Fúria Insana


Aquela parecia ser sua melhor festa em anos. Olhou-se no espelho, achando-se magnífica. Virando de um lado para o outro, admirando-se, achava que as roupas não eram exatamente o que ela escolheria para si, mas talvez fosse disso que ela precisasse, uma mudança. Talvez precisasse deixar os tênis e os jeans guardados no armário, e abusar dos vestidos e da maquiagem. Entrou na festa com a confiança que sempre lhe fugia, mas que naquele momento persistia. Cabeça erguida, sorriso no rosto, pose de artista.
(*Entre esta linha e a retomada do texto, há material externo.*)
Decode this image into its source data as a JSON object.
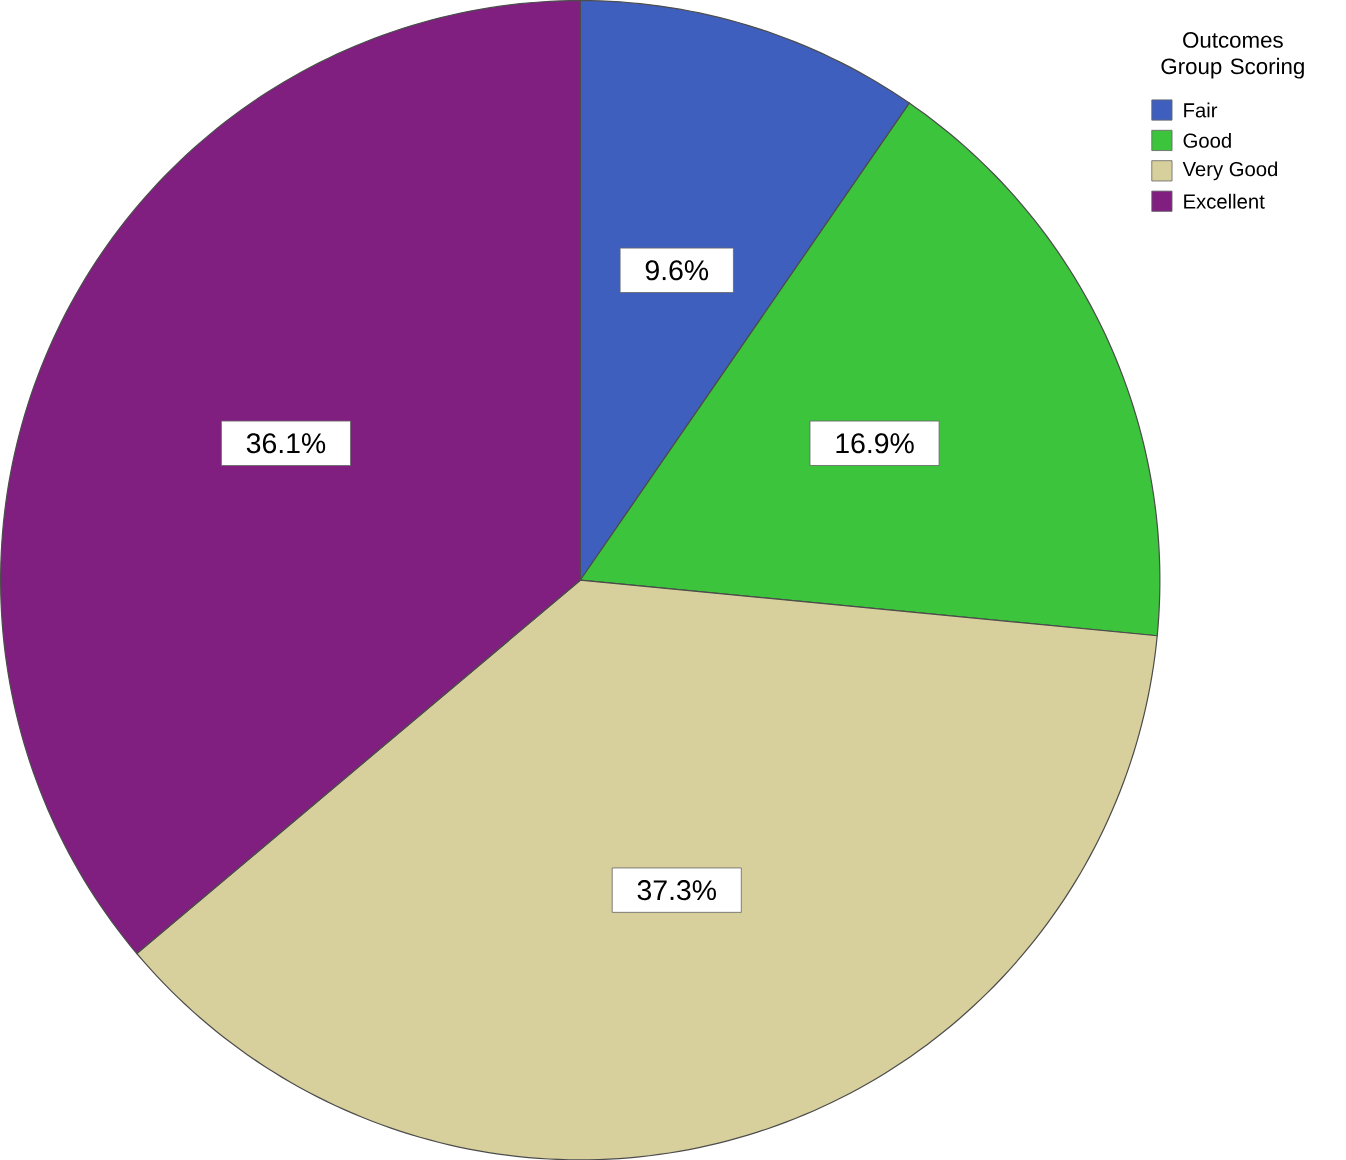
{
  "chart_data": {
    "type": "pie",
    "legend_title": "Outcomes Group Scoring",
    "categories": [
      "Fair",
      "Good",
      "Very Good",
      "Excellent"
    ],
    "values": [
      9.6,
      16.9,
      37.3,
      36.1
    ],
    "value_labels": [
      "9.6%",
      "16.9%",
      "37.3%",
      "36.1%"
    ],
    "colors": [
      "#3f5fbf",
      "#3cc43c",
      "#d8d09c",
      "#801f80"
    ],
    "legend": "top right"
  }
}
Seus quinze minutos de estrelato. Naquele momento, ela era especial, ela era bonita, ela era vista. Todos logo a reconheceram, tirou fotos, e era somente sorrisos. Talvez... Quem sabe, um pouco de sacrifício fosse realmente necessário.

Aguentou a dor nos calcanhares, a respiração dificultada pelo vestido branco apertado, o cabelo preso no alto da cabeça. Teve o seu clímax, desfilando em passos marcados e cadenciados na frente de tanta gente, os olhos desfocados, sem poder saber se era o seu sucesso ou o seu fracasso. A casa estava meio vazia, e enquanto caminhava por entre as pessoas, a insegurança começou a lhe apertar o peito. Todos voltavam os olhares para ela, mas e se fosse por que ela estava ridiculamente idiota naquele modelito ultrapassado? E se sua apresentação tivesse sido um fiasco? Tremeu no salto, mas se recompôs, cabeça para o alto. Se ela apenas dançasse conforme a música, esquecesse de tudo, a noite seria mais proveitosa. Mas conforme tentava se soltar, sentia-se presa. Sufocada, pelo vestido, os saltos, o cabelo, os olhares. Amarras que a seguravam, forçando-a a ser quem sempre odiou. Em poucos segundos, já não havia mais espaço para o glamour, só a vontade da libertação. Tentava se movimentar, mas estava cada vez mais difícil. Ninguém parecia perceber, mas ela quase não respirava. Em um ato de fúria insana e impensada, o grito soltou-se dos seus pulmões sedentos por ar, e ela começou a rasgar o tecido branco que lhe cobria. Arrancou os sapatos dos pés, finalmente sentindo a frieza do piso; bagunçou os cabelos, acabando com o penteado, arrancou as pulseiras e os anéis dos dedos. E enquanto uma multidão vinha ao seu socorro, em preocupações, ela olhava para cima, respirando profundamente, com os braços abertos, sentindo-se finalmente livre. Por um breve instante de loucura momentânea, ficou paralisada, e então voltou-se para os dançantes, dizendo que estava bem. Ninguém a deixou em paz, enquanto ela não explicasse rapidamente que fazia parte de uma apresentação à parte. Mesmo com os rostos de descrença, como sempre, voltaram aos seus passos complicados e bebidas alcoólicas. Sentindo a música, o ar, a felicidade, e a liberdade, deixou-se levar pela melodia, remexendo-se nas batidas. E dançou, dançou como nunca, perdeu-se no meio do salão, perdeu-se em si mesma, e encontrou-se na vida.